As conclusões do Conselho Europeu extraordinário referidas por António Costa não mudam a perspetiva da Comissão Europeia sobre em que mercados/setores se devem focar as medidas mais excecionais na energia, uma vez que se focam em ações urgentes para os “preços excessivos da eletricidade” e de forma a evitar a contaminação pelos preços do gás natural, em resposta aliás à argumentação ibérica.
O Conselho Europeu “encarrega o Conselho e a Comissão, com carácter de urgência, de contactar as partes interessadas do setor da energia e de debater se, e de que forma, as opções a curto prazo apresentadas pela Comissão (apoio direto aos consumidores através de vales, reduções de impostos ou através de um modelo agregador/comprador único, auxílios estatais, fiscalidade — impostos especiais de consumo e IVA –, limites máximos de preços, medidas regulamentares como contratos diferenciais) contribuíram para reduzir o preço do gás e combater o seu efeito de contágio nos mercados de eletricidade, tendo em conta as circunstâncias nacionais”.
Questionado diretamente pelo Observador sobre o pedido de Portugal para mexer no IVA dos combustíveis, e já depois do Conselho Europeu extraordinário de sexta-feira, um porta-voz da Comissão Europeia não responde de forma direta, mas deixa algumas pistas.
“Várias opções de medidas de emergência estão a ser consideradas com vista a proporcionar alívio temporário e direcionado para os consumidores finais no curto prazo, autonomia estratégica a médio prazo e descarbonização a longo prazo.

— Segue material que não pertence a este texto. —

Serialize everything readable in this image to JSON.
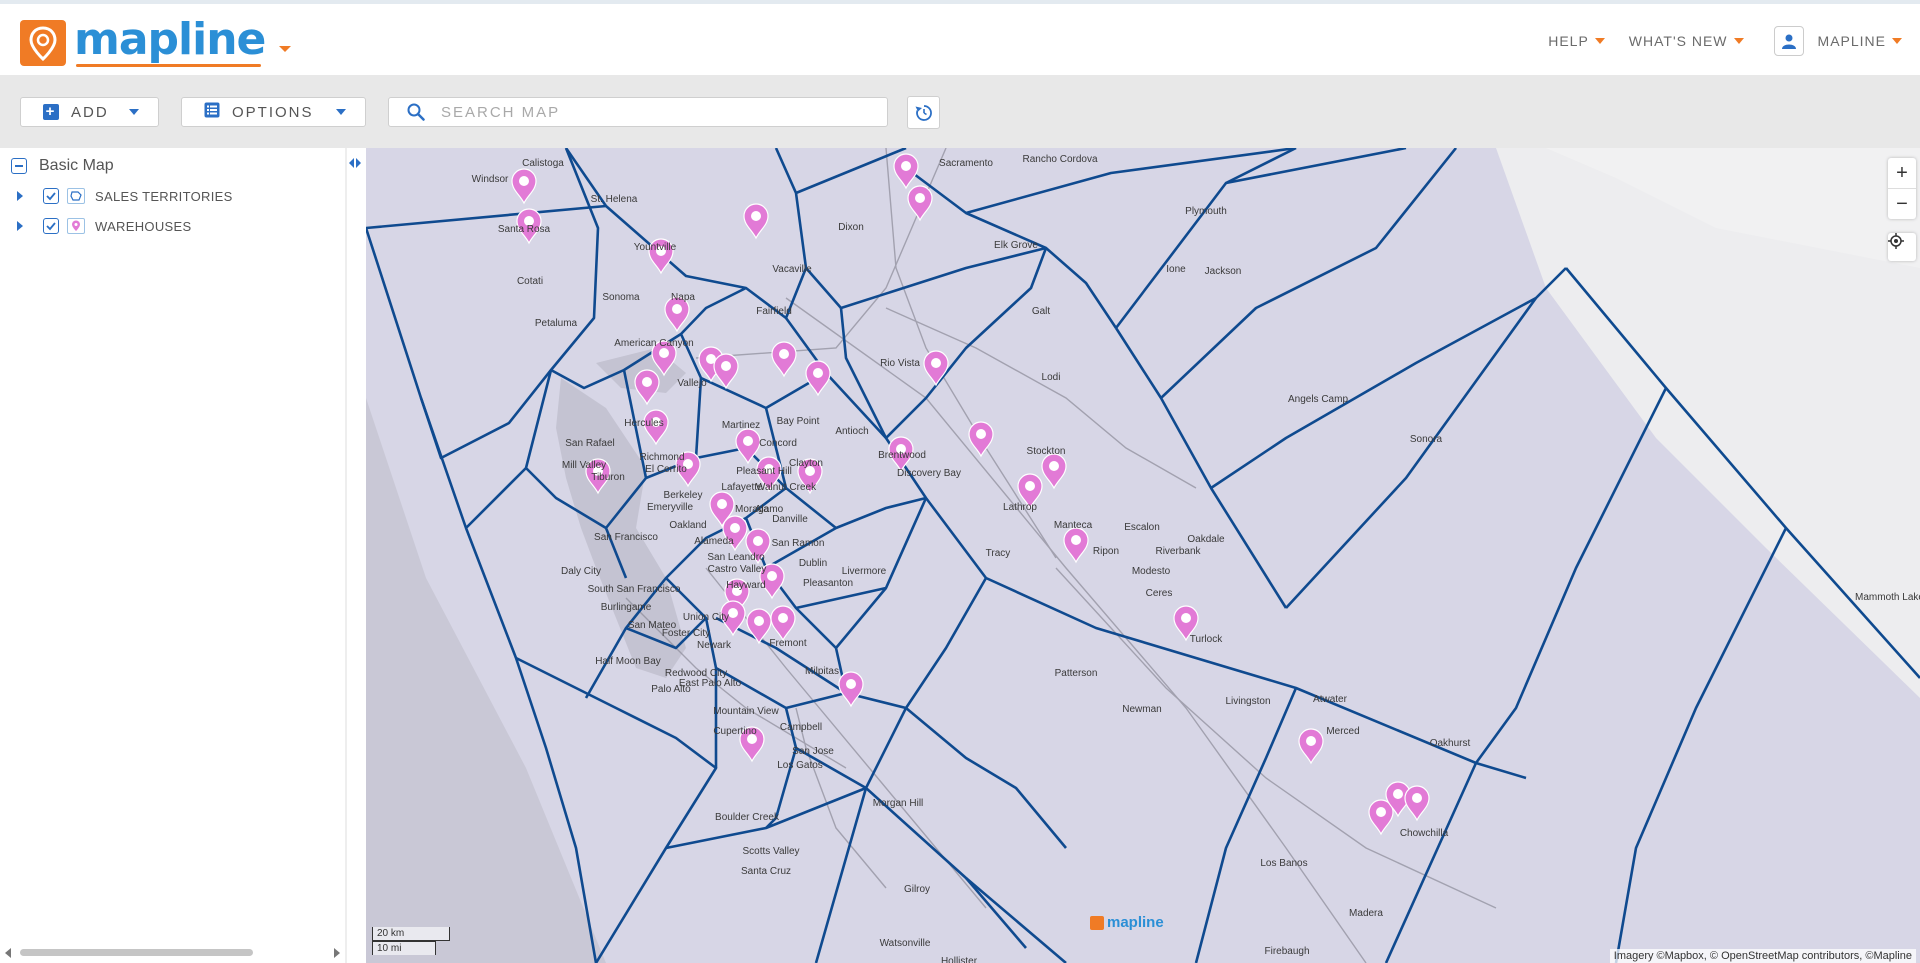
{
  "header": {
    "logo_text": "mapline",
    "nav": [
      {
        "label": "HELP"
      },
      {
        "label": "WHAT'S NEW"
      },
      {
        "label": "MAPLINE"
      }
    ]
  },
  "toolbar": {
    "add_label": "ADD",
    "options_label": "OPTIONS",
    "search_placeholder": "SEARCH MAP"
  },
  "sidebar": {
    "title": "Basic Map",
    "layers": [
      {
        "label": "SALES TERRITORIES",
        "checked": true,
        "icon": "territory-icon"
      },
      {
        "label": "WAREHOUSES",
        "checked": true,
        "icon": "pin-icon"
      }
    ]
  },
  "map": {
    "colors": {
      "territory_line": "#0f4a8f",
      "pin": "#e27ad6",
      "accent": "#f07b25",
      "brand": "#2b8fd6"
    },
    "cities": [
      {
        "name": "Calistoga"
      },
      {
        "name": "Windsor"
      },
      {
        "name": "St. Helena"
      },
      {
        "name": "Santa Rosa"
      },
      {
        "name": "Yountville"
      },
      {
        "name": "Cotati"
      },
      {
        "name": "Sonoma"
      },
      {
        "name": "Napa"
      },
      {
        "name": "Petaluma"
      },
      {
        "name": "Vacaville"
      },
      {
        "name": "Dixon"
      },
      {
        "name": "Fairfield"
      },
      {
        "name": "Sacramento"
      },
      {
        "name": "Rancho Cordova"
      },
      {
        "name": "Elk Grove"
      },
      {
        "name": "Plymouth"
      },
      {
        "name": "Ione"
      },
      {
        "name": "Jackson"
      },
      {
        "name": "Galt"
      },
      {
        "name": "Rio Vista"
      },
      {
        "name": "Lodi"
      },
      {
        "name": "American Canyon"
      },
      {
        "name": "Vallejo"
      },
      {
        "name": "Hercules"
      },
      {
        "name": "Martinez"
      },
      {
        "name": "Bay Point"
      },
      {
        "name": "Concord"
      },
      {
        "name": "Antioch"
      },
      {
        "name": "Brentwood"
      },
      {
        "name": "San Rafael"
      },
      {
        "name": "Richmond"
      },
      {
        "name": "Mill Valley"
      },
      {
        "name": "Tiburon"
      },
      {
        "name": "El Cerrito"
      },
      {
        "name": "Pleasant Hill"
      },
      {
        "name": "Walnut Creek"
      },
      {
        "name": "Clayton"
      },
      {
        "name": "Lafayette"
      },
      {
        "name": "Berkeley"
      },
      {
        "name": "Emeryville"
      },
      {
        "name": "Moraga"
      },
      {
        "name": "Oakland"
      },
      {
        "name": "Alamo"
      },
      {
        "name": "Danville"
      },
      {
        "name": "Discovery Bay"
      },
      {
        "name": "Stockton"
      },
      {
        "name": "Lathrop"
      },
      {
        "name": "Manteca"
      },
      {
        "name": "Tracy"
      },
      {
        "name": "Ripon"
      },
      {
        "name": "Escalon"
      },
      {
        "name": "Riverbank"
      },
      {
        "name": "Oakdale"
      },
      {
        "name": "Angels Camp"
      },
      {
        "name": "Sonora"
      },
      {
        "name": "San Francisco"
      },
      {
        "name": "Alameda"
      },
      {
        "name": "San Leandro"
      },
      {
        "name": "San Ramon"
      },
      {
        "name": "Dublin"
      },
      {
        "name": "Livermore"
      },
      {
        "name": "Pleasanton"
      },
      {
        "name": "Castro Valley"
      },
      {
        "name": "Hayward"
      },
      {
        "name": "Daly City"
      },
      {
        "name": "South San Francisco"
      },
      {
        "name": "Burlingame"
      },
      {
        "name": "San Mateo"
      },
      {
        "name": "Foster City"
      },
      {
        "name": "Union City"
      },
      {
        "name": "Newark"
      },
      {
        "name": "Fremont"
      },
      {
        "name": "Half Moon Bay"
      },
      {
        "name": "Redwood City"
      },
      {
        "name": "Palo Alto"
      },
      {
        "name": "East Palo Alto"
      },
      {
        "name": "Milpitas"
      },
      {
        "name": "Mountain View"
      },
      {
        "name": "Cupertino"
      },
      {
        "name": "Campbell"
      },
      {
        "name": "San Jose"
      },
      {
        "name": "Los Gatos"
      },
      {
        "name": "Modesto"
      },
      {
        "name": "Ceres"
      },
      {
        "name": "Turlock"
      },
      {
        "name": "Patterson"
      },
      {
        "name": "Newman"
      },
      {
        "name": "Livingston"
      },
      {
        "name": "Atwater"
      },
      {
        "name": "Merced"
      },
      {
        "name": "Oakhurst"
      },
      {
        "name": "Mammoth Lakes"
      },
      {
        "name": "Chowchilla"
      },
      {
        "name": "Morgan Hill"
      },
      {
        "name": "Boulder Creek"
      },
      {
        "name": "Scotts Valley"
      },
      {
        "name": "Santa Cruz"
      },
      {
        "name": "Gilroy"
      },
      {
        "name": "Los Banos"
      },
      {
        "name": "Madera"
      },
      {
        "name": "Watsonville"
      },
      {
        "name": "Hollister"
      },
      {
        "name": "Firebaugh"
      }
    ],
    "pins_count": 40,
    "scale_km": "20 km",
    "scale_mi": "10 mi",
    "watermark": "mapline",
    "attribution": "Imagery ©Mapbox, © OpenStreetMap contributors, ©Mapline"
  }
}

Apoios diretos e dirigidos a cidadãos e a empresas podem ajudar os que estão a sofrer com os preços excessivos da energia, sem ter efeitos negativos sobre as perspetivas comuns ambientais e orçamentais dos Estados-membros“. A Comissão reafirma-se disposta a dar orientações aos Estados-membros sobre como podem tirar partido do quadro legal, “incluindo derrogações temporárias específicas para cada país, ao abrigo da diretiva de impostos da energia para evitar distorções do mercado”.
Numa comunicação de 23 de março sobre segurança de abastecimento a preços acessíveis, os serviços da comissão já tinham constatado:
“A maioria dos Estados-membros aplicaram taxas reduzidas ao IVA da eletricidade, gás ou combustível de aquecimento. Todavia, muitas possibilidades, nomeadamente as previstas no enquadramento da diretiva dos impostos sobre a energia, de taxas reduzidas ou isenções não foram completamente exploradas”. Bruxelas está disponível para dar orientações aos países sobre como usar o quadro legal e as derrogações fiscais específicas a nível nacional, mas volta a remeter para a diretiva dos impostos sobre a energia, sublinhando ainda a necessidade de evitar distorções no mercado único.
Nas respostas ao Observador, a Comissão confirma também que o quadro temporário de crise que prevê ajudas a empresas para compensar os encargos adicionais devidos aos preços de energia excecionalmente elevados “não tem em consideração os aumentos no preço do petróleo”. Ainda assim, acrescenta, os Estado-membros estão autorizados a aprovar esquemas de auxílios a empresas afetadas pela crise na agricultura e pescas (35 mil euros) e outras (400 mil euros por companhia) sem que estes montantes estejam relacionados com uma subida dos preços do gás e eletricidade. Este quadro de apoios anunciado na semana passada está em permanente revisão dado os desenvolvimentos nos mercados de energia.